The chandelier, called L’eau de Vie, meaning water of life, measures 8 feet wide and 10 feet high and is comprised of 48 LED dimmable lights.

“Unlike my other pieces where I assemble it at the studio, this piece was assembled on-site — each of the approximately 200 cables needed to be hung and then each of the 550 or so pieces of glass needed to be hung on that,” says Wagner, whose sculptures can be found in the collections of Russian President Vladimir Putin as well as actresses Goldie Hawn and Kate Hudson. “So it was six long days on a man lift, because the chandelier starts about 12 feet off the ground so the top of it is about 24 feet high.”

The glass chandelier may be the largest Wagner has ever created, but it’s not her first foray into pieces for commercial institutions. Wagner, who graduated from College for Creative Studies and opened Epiphany in 1997, has done work for several hotels, restaurants, and corporate venues. Bello Fiori is displayed at St. Joseph Mercy Oakland Hospital in Pontiac.

“I love doing big pieces,” says Wagner, whose commercial work ranges in price from $25,000 to $140,000. “I’m sure that more people saw (Bello Fiori) in its first day up than some of my residential pieces will ever been seen.”

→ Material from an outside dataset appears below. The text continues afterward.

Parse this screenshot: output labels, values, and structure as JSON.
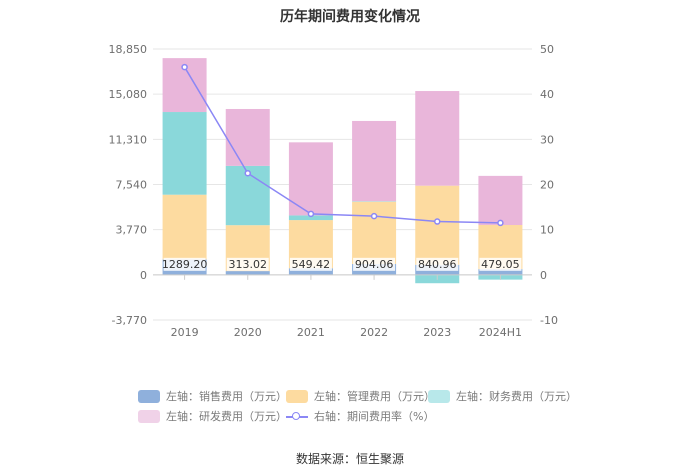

While Wagner is taking a brief hiatus to enjoy the summer, she notes that she already has two new residential pieces lined up — one in Florida and another in California.

The Inn at Harbor Shores will host the grand opening of its art program — consisting of a permanent collection and rotating exhibitions — June 27. One of the rotating exhibits, on display through Aug. 4, includes oil paintings of various southwest Michigan scenes by St. Joseph artist Kris Hosbein.

“We believe the story of a place can be told through artists conveying memorable impressions and history,” says Ron Schults, a principal in the development of The Inn. “Artists tell complex stories with more subtlety and elegance than traditional media. We believe guests will return and will influence friends, having come away with lasting impressions and an understanding of the history and fabric of our community. Original art enhances The Inn’s quality statement while providing Michigan artists a showcase.”